Artificial Intelligence is that branch of Computer Science that designs and builds programs to automate those behaviors that, when seen in humans, are called "intelligent". This area of research has been important in computing at least since the design of the computer itself. Research and courses in Artificial Intelligence have been a part of the UNM curriculum for more than twenty-five years. The book Artificial Intelligence: Structures and Strategies for Complex Problem Solving (Luger 2005) reflects our general approach. Select Research Projects to find more detailed information on the UNM AI research. This work lies largely within what are sometimes called the symbol based, learning, and stochastic components of AI.

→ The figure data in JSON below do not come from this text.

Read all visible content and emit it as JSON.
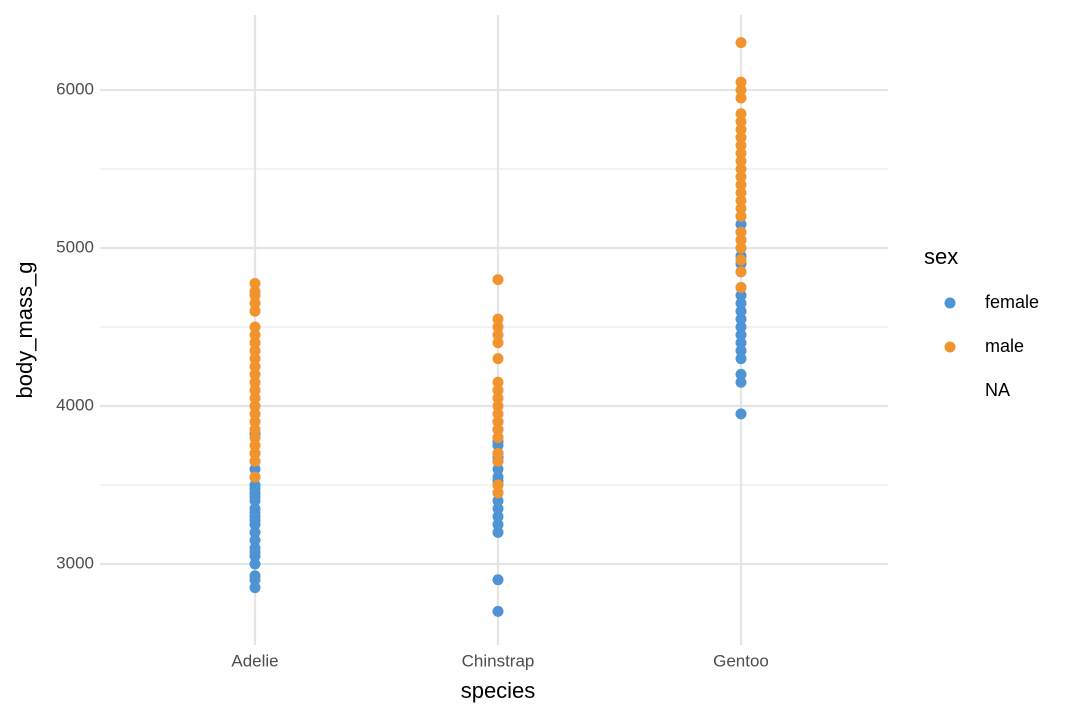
{
  "chart_data": {
    "type": "strip",
    "x_label": "species",
    "y_label": "body_mass_g",
    "legend_title": "sex",
    "categories": [
      "Adelie",
      "Chinstrap",
      "Gentoo"
    ],
    "ylim": [
      2487,
      6475
    ],
    "yticks": [
      3000,
      4000,
      5000,
      6000
    ],
    "minor_yticks": [
      3500,
      4500,
      5500
    ],
    "grid": true,
    "legend_position": "right",
    "series": [
      {
        "name": "female",
        "color": "#4e93d4",
        "x": [
          "Adelie",
          "Adelie",
          "Adelie",
          "Adelie",
          "Adelie",
          "Adelie",
          "Adelie",
          "Adelie",
          "Adelie",
          "Adelie",
          "Adelie",
          "Adelie",
          "Adelie",
          "Adelie",
          "Adelie",
          "Adelie",
          "Adelie",
          "Adelie",
          "Adelie",
          "Adelie",
          "Adelie",
          "Adelie",
          "Adelie",
          "Adelie",
          "Adelie",
          "Chinstrap",
          "Chinstrap",
          "Chinstrap",
          "Chinstrap",
          "Chinstrap",
          "Chinstrap",
          "Chinstrap",
          "Chinstrap",
          "Chinstrap",
          "Chinstrap",
          "Chinstrap",
          "Chinstrap",
          "Chinstrap",
          "Chinstrap",
          "Chinstrap",
          "Chinstrap",
          "Chinstrap",
          "Chinstrap",
          "Chinstrap",
          "Chinstrap",
          "Gentoo",
          "Gentoo",
          "Gentoo",
          "Gentoo",
          "Gentoo",
          "Gentoo",
          "Gentoo",
          "Gentoo",
          "Gentoo",
          "Gentoo",
          "Gentoo",
          "Gentoo",
          "Gentoo",
          "Gentoo",
          "Gentoo",
          "Gentoo",
          "Gentoo",
          "Gentoo",
          "Gentoo",
          "Gentoo",
          "Gentoo"
        ],
        "values": [
          2850,
          2900,
          2925,
          3000,
          3050,
          3075,
          3100,
          3150,
          3200,
          3250,
          3275,
          3300,
          3325,
          3350,
          3400,
          3425,
          3450,
          3475,
          3500,
          3550,
          3600,
          3650,
          3700,
          3800,
          3825,
          2700,
          2900,
          3200,
          3250,
          3300,
          3350,
          3400,
          3450,
          3500,
          3525,
          3550,
          3600,
          3650,
          3675,
          3700,
          3750,
          3775,
          3800,
          3850,
          3900,
          3950,
          4150,
          4200,
          4300,
          4350,
          4400,
          4450,
          4500,
          4550,
          4600,
          4650,
          4700,
          4750,
          4850,
          4900,
          4950,
          5000,
          5050,
          5100,
          5150,
          5200
        ]
      },
      {
        "name": "male",
        "color": "#f2942e",
        "x": [
          "Adelie",
          "Adelie",
          "Adelie",
          "Adelie",
          "Adelie",
          "Adelie",
          "Adelie",
          "Adelie",
          "Adelie",
          "Adelie",
          "Adelie",
          "Adelie",
          "Adelie",
          "Adelie",
          "Adelie",
          "Adelie",
          "Adelie",
          "Adelie",
          "Adelie",
          "Adelie",
          "Adelie",
          "Adelie",
          "Adelie",
          "Adelie",
          "Chinstrap",
          "Chinstrap",
          "Chinstrap",
          "Chinstrap",
          "Chinstrap",
          "Chinstrap",
          "Chinstrap",
          "Chinstrap",
          "Chinstrap",
          "Chinstrap",
          "Chinstrap",
          "Chinstrap",
          "Chinstrap",
          "Chinstrap",
          "Chinstrap",
          "Chinstrap",
          "Chinstrap",
          "Chinstrap",
          "Gentoo",
          "Gentoo",
          "Gentoo",
          "Gentoo",
          "Gentoo",
          "Gentoo",
          "Gentoo",
          "Gentoo",
          "Gentoo",
          "Gentoo",
          "Gentoo",
          "Gentoo",
          "Gentoo",
          "Gentoo",
          "Gentoo",
          "Gentoo",
          "Gentoo",
          "Gentoo",
          "Gentoo",
          "Gentoo",
          "Gentoo",
          "Gentoo",
          "Gentoo",
          "Gentoo"
        ],
        "values": [
          3550,
          3650,
          3700,
          3750,
          3800,
          3850,
          3900,
          3950,
          4000,
          4050,
          4100,
          4150,
          4200,
          4250,
          4300,
          4350,
          4400,
          4450,
          4500,
          4600,
          4650,
          4700,
          4725,
          4775,
          3450,
          3500,
          3650,
          3700,
          3800,
          3850,
          3900,
          3950,
          4000,
          4050,
          4100,
          4150,
          4300,
          4400,
          4450,
          4500,
          4550,
          4800,
          4750,
          4850,
          4925,
          5000,
          5050,
          5100,
          5200,
          5250,
          5300,
          5350,
          5400,
          5450,
          5500,
          5550,
          5600,
          5650,
          5700,
          5750,
          5800,
          5850,
          5950,
          6000,
          6050,
          6300
        ]
      },
      {
        "name": "NA",
        "color": null,
        "x": [],
        "values": []
      }
    ]
  }
}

The primary research in Artificial Intelligence at UNM is in the labs of Professors Lane and Luger. Current research focuses on symbol/stochastic hybrid systems, Bayesian modeling, time-series analysis, reinforcement learning, control and decision-making, relational learning, and developing first-order systems for diagnostics and prognostics. Our current application areas include security, bioinformatics, neuroimaging (with focus on understanding the neural substrates of learning), robotic navigation, streaming media, user modeling, and the real time diagnosis of complex mechanical environments.
We refer the reader to Professors Forrest, Caudell, and Ackley for alternative approaches to research in intelligent computation and to Professors Veroff and Kapur who specialize in automated reasoning and theorem proving.